Gunmen attacked two Iraqi jails in a bid to free prisoners, killing at least 41 people in fierce clashes that raged all night, officials said yesterday.
The coordinated attacks on the prisons of Taji, north of Baghdad, and Abu Ghraib, west of the capital, were launched on Sunday night and lasted for about 10 hours, they said.
A police colonel said seven inmates escaped from Abu Ghraib during the clashes, although Islamists claimed on the Internet that thousands of prisoners were freed.
Officials said at least 20 members of the security forces were killed in the attacks on Taji prison and on Abu Ghraib, a facility notorious for abuses committed by US forces against Iraqi detainees in 2004.
About 40 other security force members were wounded.
Justice ministry spokesman said that 21 inmates were killed and 25 wounded during rioting at the prisons, without specifying whether they were bystanders or taking part in the fighting.
It was not immediately clear how many of the militants who attacked the prison were killed, wounded or captured.
The attacks were launched at about 9:30pm on Sunday when the gunmen fired mortar shells at the prisons. Explosives on board cars were then detonated near the entrances to the jails, while three suicide bombers attacked Taji prison, the police colonel said.
Fighting continued throughout the night as the military deployed helicopters and sent in reinforcements around the two facilities.
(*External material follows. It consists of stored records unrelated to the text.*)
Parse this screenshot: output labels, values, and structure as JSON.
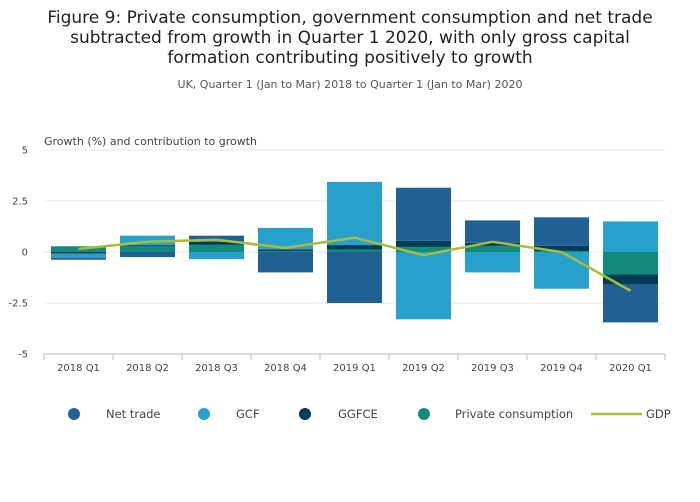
{
  "title_lines": [
    "Figure 9: Private consumption, government consumption and net trade",
    "subtracted from growth in Quarter 1 2020, with only gross capital",
    "formation contributing positively to growth"
  ],
  "subtitle": "UK, Quarter 1 (Jan to Mar) 2018 to Quarter 1 (Jan to Mar) 2020",
  "colors": {
    "net_trade": "#206095",
    "gcf": "#27a0cc",
    "ggfce": "#003c57",
    "private_consumption": "#118c7b",
    "gdp": "#a8bd3a"
  },
  "chart_data": {
    "type": "bar",
    "stacked": true,
    "title": "Figure 9: Private consumption, government consumption and net trade subtracted from growth in Quarter 1 2020, with only gross capital formation contributing positively to growth",
    "subtitle": "UK, Quarter 1 (Jan to Mar) 2018 to Quarter 1 (Jan to Mar) 2020",
    "ylabel": "Growth (%) and contribution to growth",
    "xlabel": "",
    "ylim": [
      -5,
      5
    ],
    "yticks": [
      5,
      2.5,
      0,
      -2.5,
      -5
    ],
    "ytick_labels": [
      "5",
      "2.5",
      "0",
      "-2.5",
      "-5"
    ],
    "grid": true,
    "legend": "bottom",
    "categories": [
      "2018 Q1",
      "2018 Q2",
      "2018 Q3",
      "2018 Q4",
      "2019 Q1",
      "2019 Q2",
      "2019 Q3",
      "2019 Q4",
      "2020 Q1"
    ],
    "series": [
      {
        "name": "Net trade",
        "type": "bar",
        "values": [
          -0.1,
          -0.25,
          0.3,
          -1.0,
          -2.5,
          2.6,
          1.1,
          1.4,
          -1.85
        ]
      },
      {
        "name": "GCF",
        "type": "bar",
        "values": [
          -0.2,
          0.45,
          -0.35,
          1.05,
          3.1,
          -3.3,
          -1.0,
          -1.8,
          1.5
        ]
      },
      {
        "name": "GGFCE",
        "type": "bar",
        "values": [
          -0.08,
          0.05,
          0.15,
          0.08,
          0.22,
          0.3,
          0.15,
          0.25,
          -0.5
        ]
      },
      {
        "name": "Private consumption",
        "type": "bar",
        "values": [
          0.28,
          0.3,
          0.35,
          0.05,
          0.12,
          0.25,
          0.3,
          0.05,
          -1.1
        ]
      },
      {
        "name": "GDP",
        "type": "line",
        "values": [
          0.15,
          0.5,
          0.6,
          0.2,
          0.7,
          -0.15,
          0.5,
          0.0,
          -1.9
        ]
      }
    ]
  }
}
The situation was eventually brought under control by dawn, he said.
“The security forces in the Baghdad Operations Command, with the assistance of military aircraft, managed to foil an armed attack launched by unknown gunmen against the ... two prisons of Taji and Abu Ghraib,” the Iraqi Ministry of Interior said in a statement late on Sunday night.
“The security forces forced the attackers to flee, and these forces are still pursuing the terrorist forces and exerting full control over the two regions,” it said.
However, commenters on microblogging Web site Twitter, including some accounts apparently operated by jihadists, claimed thousands of prisoners had escaped.
The attacks on the prisons came a year after al-Qaeda’s Iraqi front group announced it would target the Iraqi justice system.
“The first priority in this is releasing Muslim prisoners everywhere, and chasing and eliminating judges and investigators and their guards,” said an audio message attributed to the group’s leader, Abu Bakr al-Baghdadi, in July last year.
Meanwhile, officials say a suicide attack against an army patrol in northern Iraq has killed 12 people.
A police officer said the suicide bomber rammed his explosives-laden car early yesterday morning into a passing army patrol in Mosul, killing nine soldiers and three civilians.
Fourteen others, including four civilians, were wounded, he said on condition of anonymity as he was not authorized to release information.